To prepare for the day's festivities, Jennifer told The Washington Post that she and her husband made a decision to tidy up the yard of their home near Lake Corpus Christi in southern Texas.
The man, who was not named, began having seizures, experienced internal bleeding and lost his vision. An air ambulance was requisitioned and the man was airlifted to the hospital. Doctors told Sutcliffe her husband might not make it, even after giving him vast amounts of anti-venom.
"A normal person who is going to get bit is going to get two to four doses of antivenom", Sutcliffe said.
He's in stable condition but his kidney function is still weak. Dr. Michael Halpert, a trauma surgeon at Christus Spohn Shoreline Hospital, said although dying from a snakebite is rare, it happens.
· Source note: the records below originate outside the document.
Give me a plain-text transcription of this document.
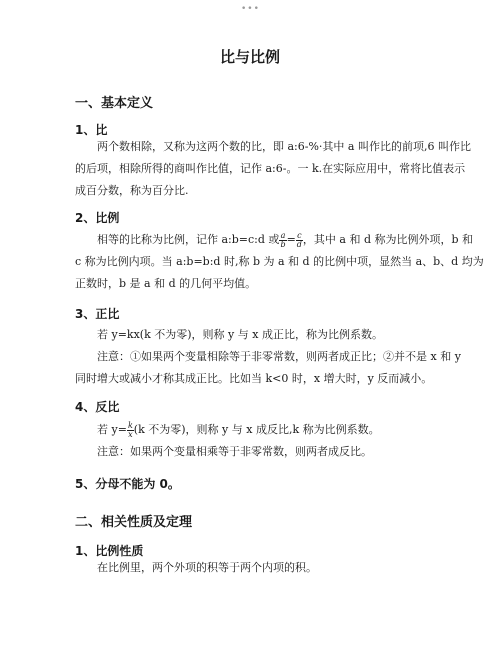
•••
比与比例
一、基本定义
1、比
两个数相除，又称为这两个数的比，即 a:6-%·其中 a 叫作比的前项,6 叫作比
的后项，相除所得的商叫作比值，记作 a:6-。一 k.在实际应用中，常将比值表示
成百分数，称为百分比.
2、比例
相等的比称为比例，记作 a:b=c:d 或 $\frac{a}{b} = \frac{c}{d}$ ，其中 a 和 d 称为比例外项，b 和
c 称为比例内项。当 a:b=b:d 时,称 b 为 a 和 d 的比例中项，显然当 a、b、d 均为
正数时，b 是 a 和 d 的几何平均值。
3、正比
若 y=kx(k 不为零)，则称 y 与 x 成正比，称为比例系数。
注意：①如果两个变量相除等于非零常数，则两者成正比；②并不是 x 和 y
同时增大或减小才称其成正比。比如当 k<0 时，x 增大时，y 反而减小。
4、反比
若 $y= \frac{k}{x} (k$ 不为零)，则称 y 与 x 成反比,k 称为比例系数。
注意：如果两个变量相乘等于非零常数，则两者成反比。
5、分母不能为 0。
二、相关性质及定理
1、比例性质
在比例里，两个外项的积等于两个内项的积。
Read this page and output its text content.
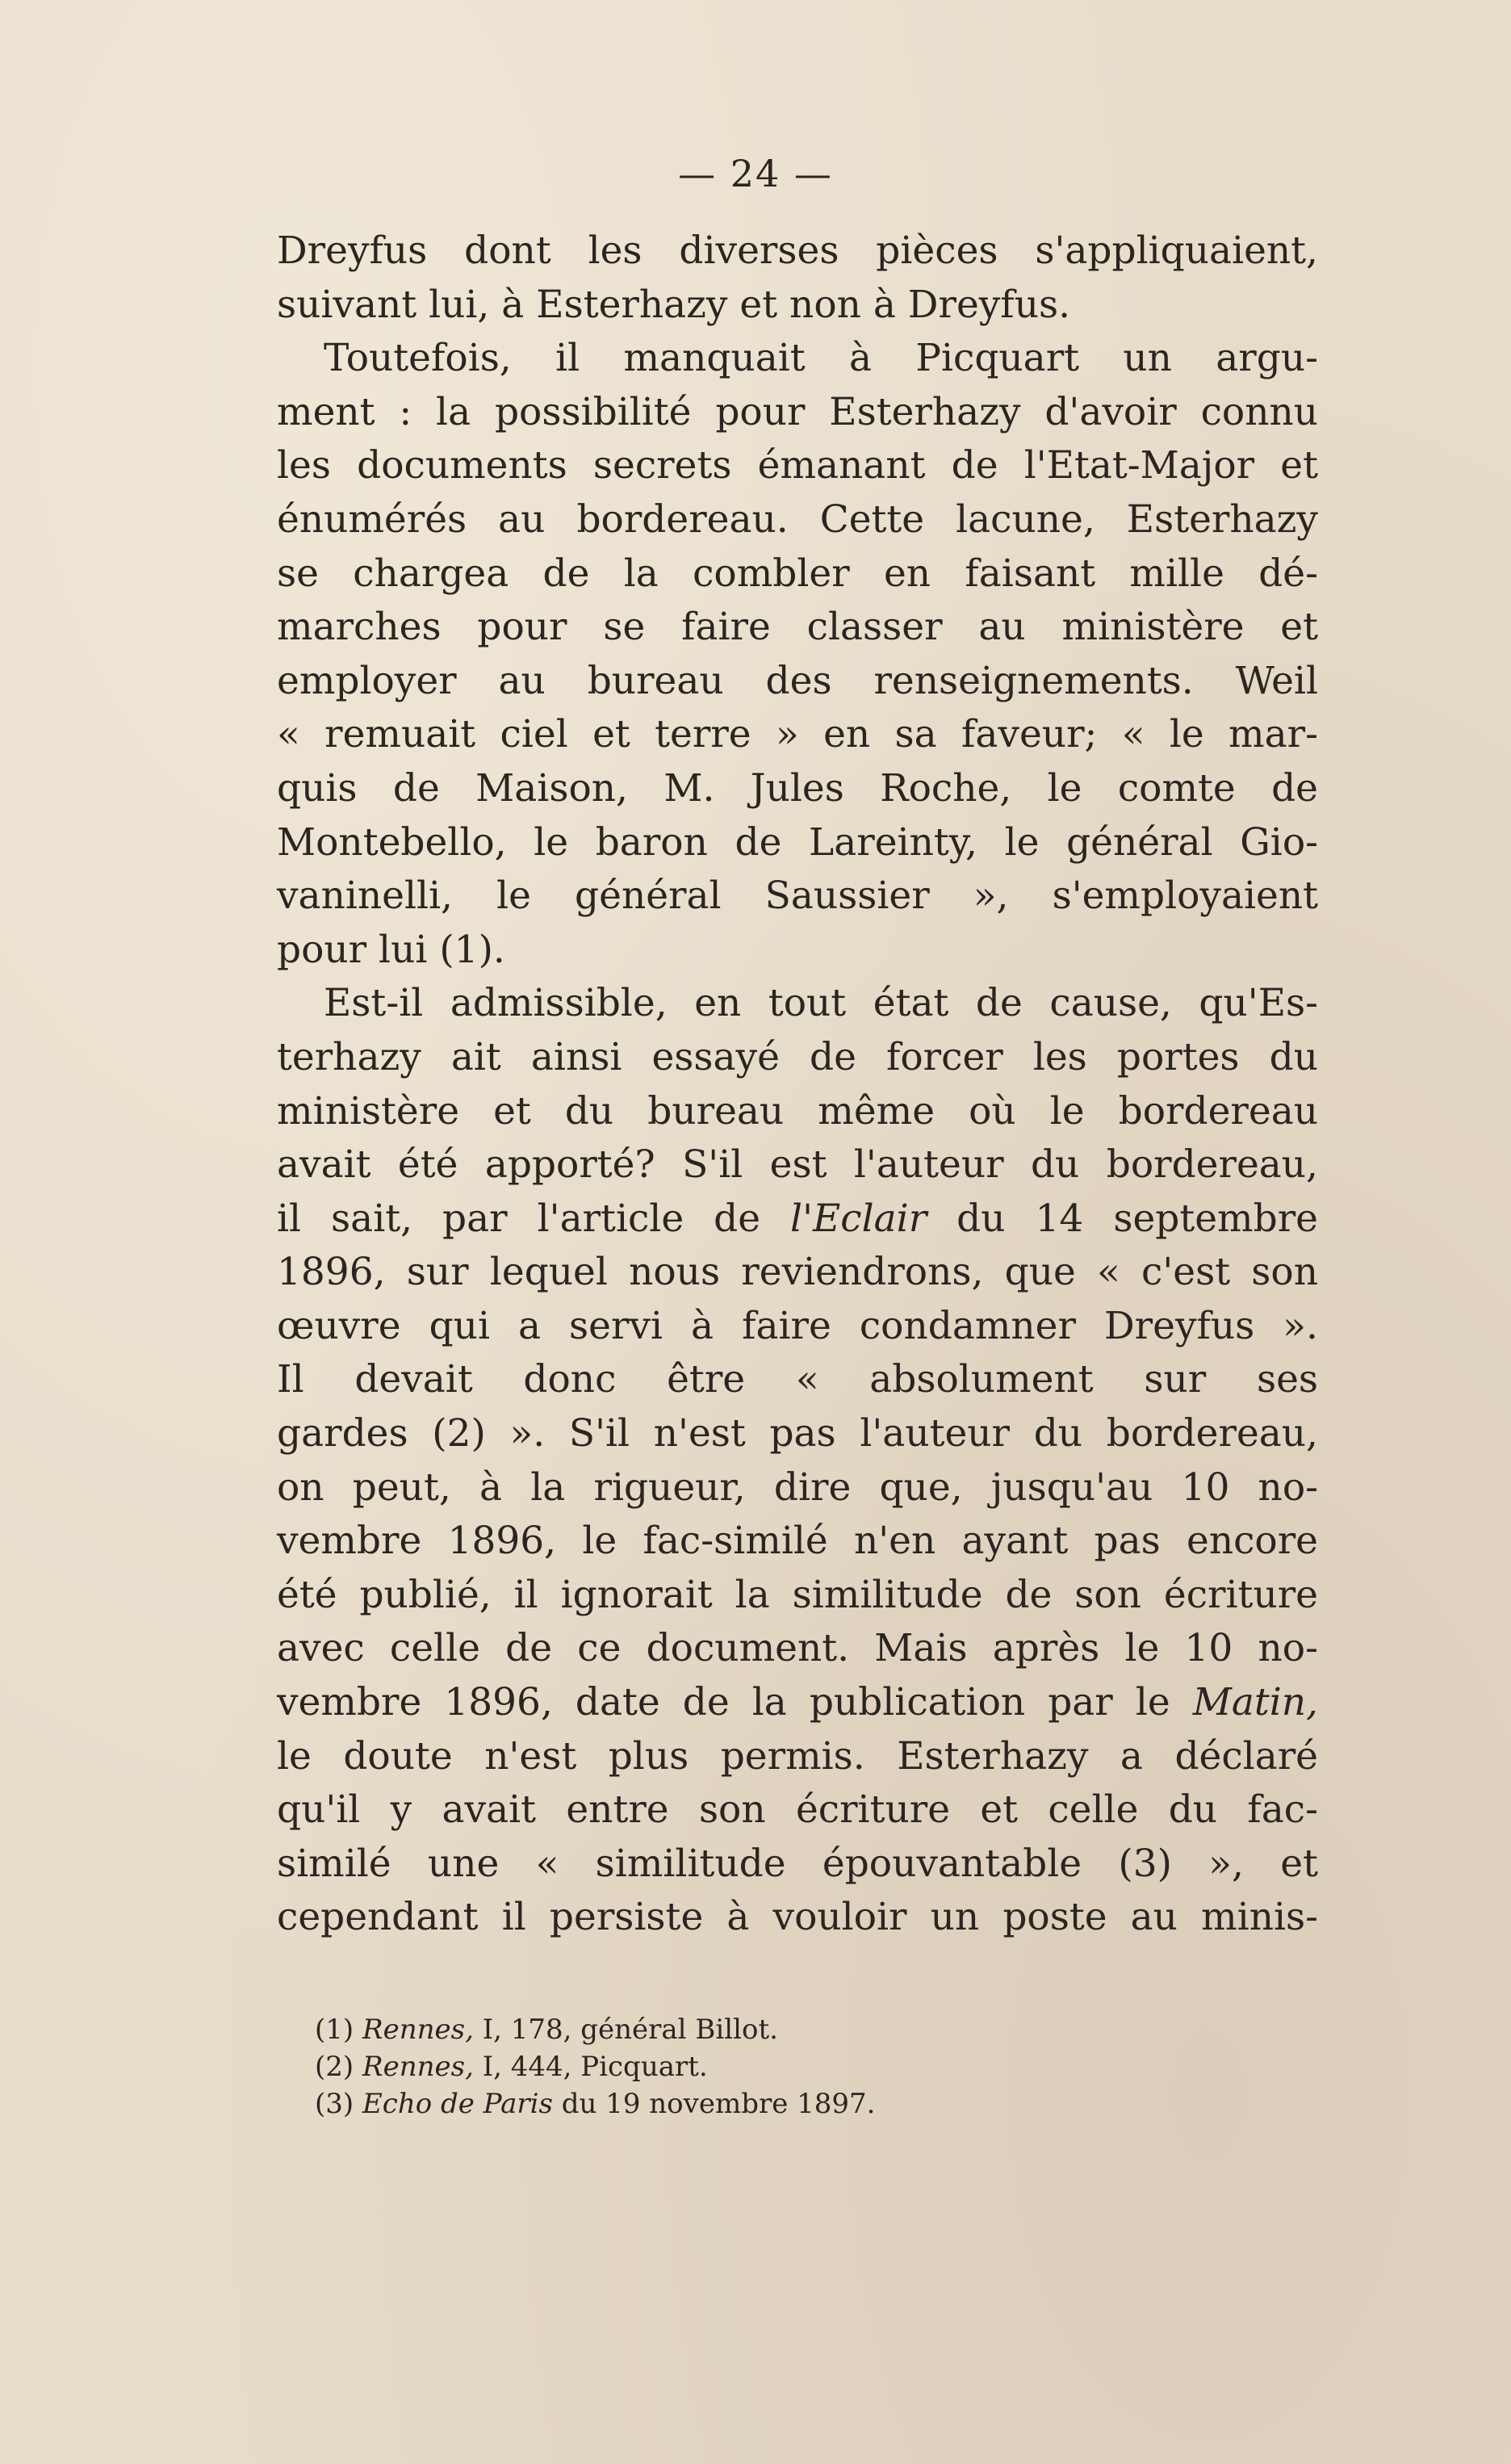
— 24 —
Dreyfus dont les diverses pièces s'appliquaient,
suivant lui, à Esterhazy et non à Dreyfus.
Toutefois, il manquait à Picquart un argu-
ment : la possibilité pour Esterhazy d'avoir connu
les documents secrets émanant de l'Etat-Major et
énumérés au bordereau. Cette lacune, Esterhazy
se chargea de la combler en faisant mille dé-
marches pour se faire classer au ministère et
employer au bureau des renseignements. Weil
« remuait ciel et terre » en sa faveur; « le mar-
quis de Maison, M. Jules Roche, le comte de
Montebello, le baron de Lareinty, le général Gio-
vaninelli, le général Saussier », s'employaient
pour lui (1).
Est-il admissible, en tout état de cause, qu'Es-
terhazy ait ainsi essayé de forcer les portes du
ministère et du bureau même où le bordereau
avait été apporté? S'il est l'auteur du bordereau,
il sait, par l'article de l'Eclair du 14 septembre
1896, sur lequel nous reviendrons, que « c'est son
œuvre qui a servi à faire condamner Dreyfus ».
Il devait donc être « absolument sur ses
gardes (2) ». S'il n'est pas l'auteur du bordereau,
on peut, à la rigueur, dire que, jusqu'au 10 no-
vembre 1896, le fac-similé n'en ayant pas encore
été publié, il ignorait la similitude de son écriture
avec celle de ce document. Mais après le 10 no-
vembre 1896, date de la publication par le Matin,
le doute n'est plus permis. Esterhazy a déclaré
qu'il y avait entre son écriture et celle du fac-
similé une « similitude épouvantable (3) », et
cependant il persiste à vouloir un poste au minis-
(1) Rennes, I, 178, général Billot.
(2) Rennes, I, 444, Picquart.
(3) Echo de Paris du 19 novembre 1897.
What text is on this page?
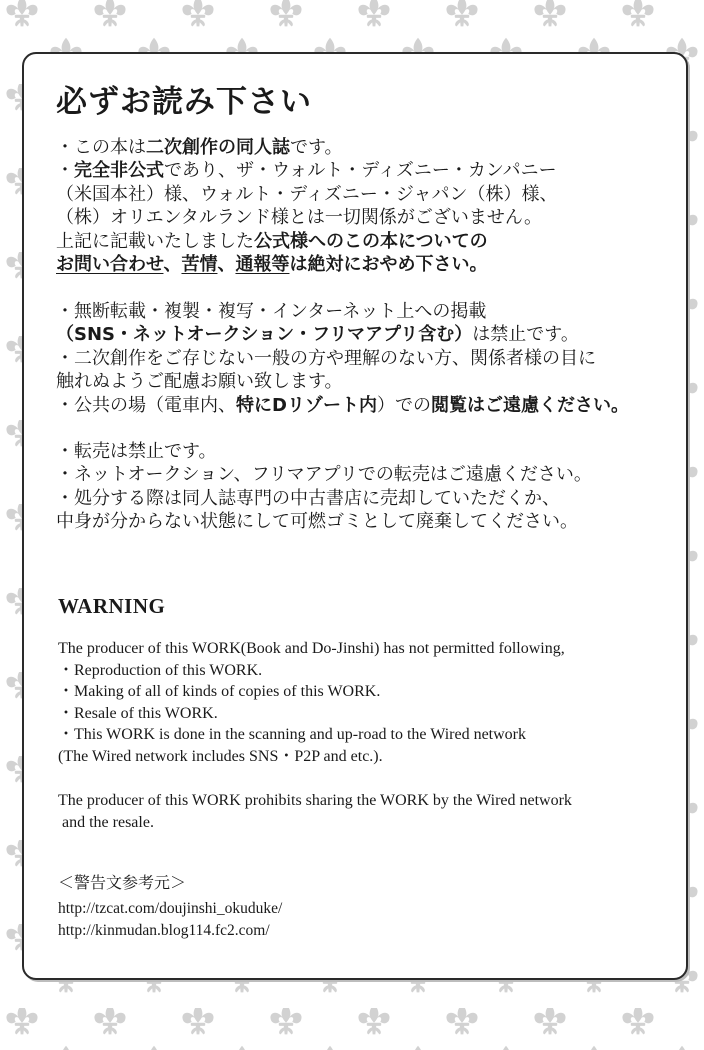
必ずお読み下さい
・この本は二次創作の同人誌です。
・完全非公式であり、ザ・ウォルト・ディズニー・カンパニー
（米国本社）様、ウォルト・ディズニー・ジャパン（株）様、
（株）オリエンタルランド様とは一切関係がございません。
上記に記載いたしました公式様へのこの本についての
お問い合わせ、苦情、通報等は絶対におやめ下さい。
・無断転載・複製・複写・インターネット上への掲載
（SNS・ネットオークション・フリマアプリ含む）は禁止です。
・二次創作をご存じない一般の方や理解のない方、関係者様の目に
触れぬようご配慮お願い致します。
・公共の場（電車内、特にDリゾート内）での閲覧はご遠慮ください。
・転売は禁止です。
・ネットオークション、フリマアプリでの転売はご遠慮ください。
・処分する際は同人誌専門の中古書店に売却していただくか、
中身が分からない状態にして可燃ゴミとして廃棄してください。
WARNING
The producer of this WORK(Book and Do-Jinshi) has not permitted following,
・Reproduction of this WORK.
・Making of all of kinds of copies of this WORK.
・Resale of this WORK.
・This WORK is done in the scanning and up-road to the Wired network
(The Wired network includes SNS・P2P and etc.).
The producer of this WORK prohibits sharing the WORK by the Wired network
and the resale.
＜警告文参考元＞
http://tzcat.com/doujinshi_okuduke/
http://kinmudan.blog114.fc2.com/
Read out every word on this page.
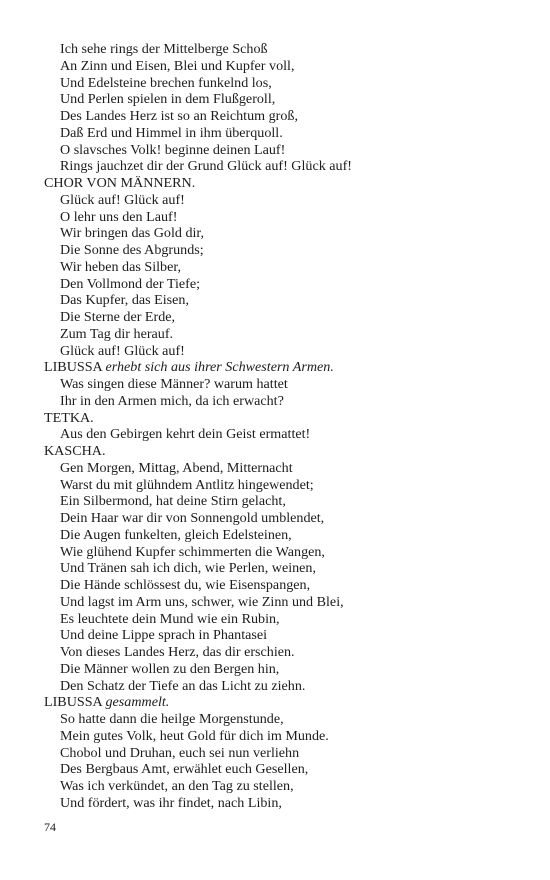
Ich sehe rings der Mittelberge Schoß
An Zinn und Eisen, Blei und Kupfer voll,
Und Edelsteine brechen funkelnd los,
Und Perlen spielen in dem Flußgeroll,
Des Landes Herz ist so an Reichtum groß,
Daß Erd und Himmel in ihm überquoll.
O slavsches Volk! beginne deinen Lauf!
Rings jauchzet dir der Grund Glück auf! Glück auf!
CHOR VON MÄNNERN.
Glück auf! Glück auf!
O lehr uns den Lauf!
Wir bringen das Gold dir,
Die Sonne des Abgrunds;
Wir heben das Silber,
Den Vollmond der Tiefe;
Das Kupfer, das Eisen,
Die Sterne der Erde,
Zum Tag dir herauf.
Glück auf! Glück auf!
LIBUSSA erhebt sich aus ihrer Schwestern Armen.
Was singen diese Männer? warum hattet
Ihr in den Armen mich, da ich erwacht?
TETKA.
Aus den Gebirgen kehrt dein Geist ermattet!
KASCHA.
Gen Morgen, Mittag, Abend, Mitternacht
Warst du mit glühndem Antlitz hingewendet;
Ein Silbermond, hat deine Stirn gelacht,
Dein Haar war dir von Sonnengold umblendet,
Die Augen funkelten, gleich Edelsteinen,
Wie glühend Kupfer schimmerten die Wangen,
Und Tränen sah ich dich, wie Perlen, weinen,
Die Hände schlössest du, wie Eisenspangen,
Und lagst im Arm uns, schwer, wie Zinn und Blei,
Es leuchtete dein Mund wie ein Rubin,
Und deine Lippe sprach in Phantasei
Von dieses Landes Herz, das dir erschien.
Die Männer wollen zu den Bergen hin,
Den Schatz der Tiefe an das Licht zu ziehn.
LIBUSSA gesammelt.
So hatte dann die heilge Morgenstunde,
Mein gutes Volk, heut Gold für dich im Munde.
Chobol und Druhan, euch sei nun verliehn
Des Bergbaus Amt, erwählet euch Gesellen,
Was ich verkündet, an den Tag zu stellen,
Und fördert, was ihr findet, nach Libin,
74
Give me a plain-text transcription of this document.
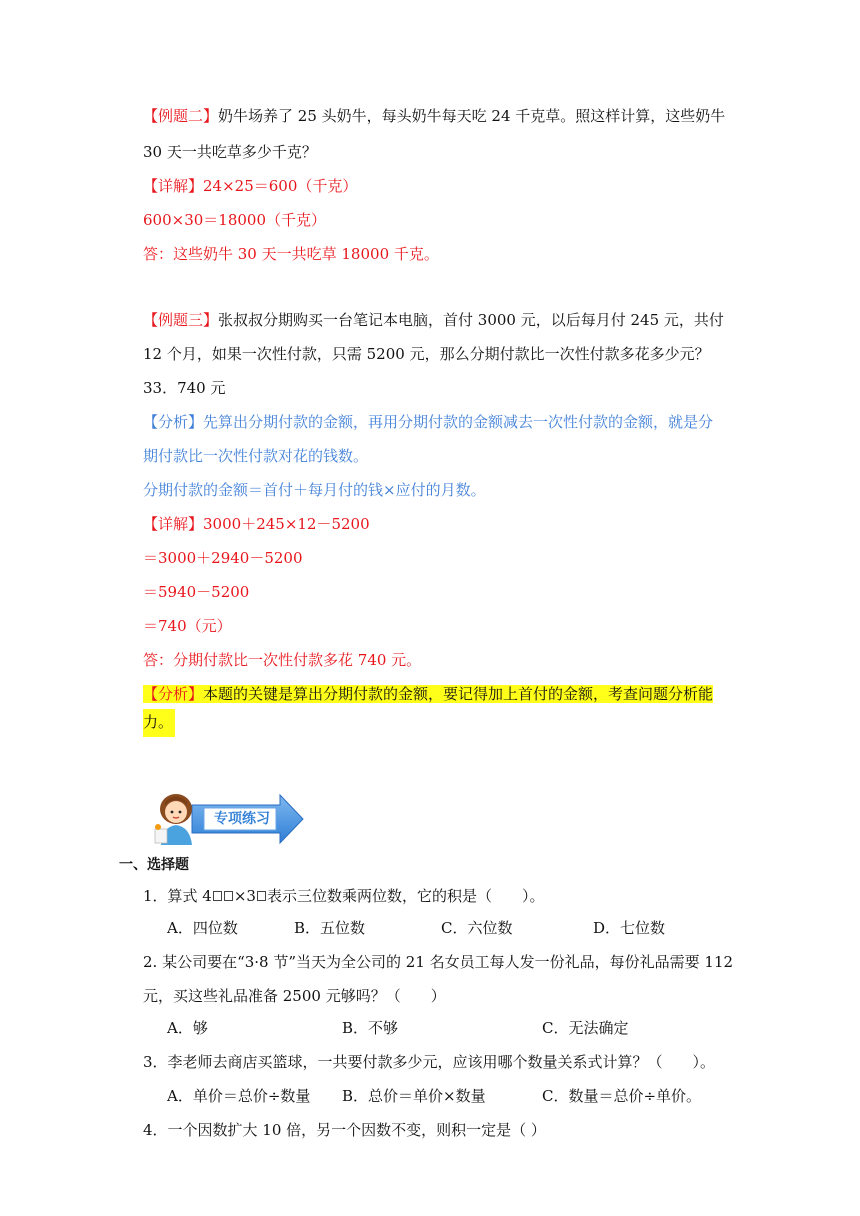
【例题二】奶牛场养了 25 头奶牛，每头奶牛每天吃 24 千克草。照这样计算，这些奶牛
30 天一共吃草多少千克？
【详解】24×25＝600（千克）
600×30＝18000（千克）
答：这些奶牛 30 天一共吃草 18000 千克。
【例题三】张叔叔分期购买一台笔记本电脑，首付 3000 元，以后每月付 245 元，共付
12 个月，如果一次性付款，只需 5200 元，那么分期付款比一次性付款多花多少元？
33．740 元
【分析】先算出分期付款的金额，再用分期付款的金额减去一次性付款的金额，就是分
期付款比一次性付款对花的钱数。
分期付款的金额＝首付＋每月付的钱×应付的月数。
【详解】3000＋245×12－5200
＝3000＋2940－5200
＝5940－5200
＝740（元）
答：分期付款比一次性付款多花 740 元。
【分析】本题的关键是算出分期付款的金额，要记得加上首付的金额，考查问题分析能
力。
专项练习
一、选择题
1．算式 4 ×3 表示三位数乘两位数，它的积是（　　）。
A．四位数	B．五位数	C．六位数	D．七位数
2. 某公司要在“3·8 节”当天为全公司的 21 名女员工每人发一份礼品，每份礼品需要 112
元，买这些礼品准备 2500 元够吗？（　　）
A．够	B．不够	C．无法确定
3．李老师去商店买篮球，一共要付款多少元，应该用哪个数量关系式计算？（　　）。
A．单价＝总价÷数量 B．总价＝单价×数量	C．数量＝总价÷单价。
4．一个因数扩大 10 倍，另一个因数不变，则积一定是（ ）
The population of these snakes is so high that a special event is held in Sweetwater, Texas to get rid of excess rattlesnakes every year.
Among their tips to avoid snake bites: never go barefoot or wear sandals in wild areas, watch your step and avoid tall grass.
"No, you don't want to do any of that", Halpert said. The man then beheaded the snake with with a shovel.
It turns out snakes can still attack even an hour after they've been beheaded.
She said that because the snake had no control of its venom glands Milo was injected a super dose of venom, much more than what would usually be used.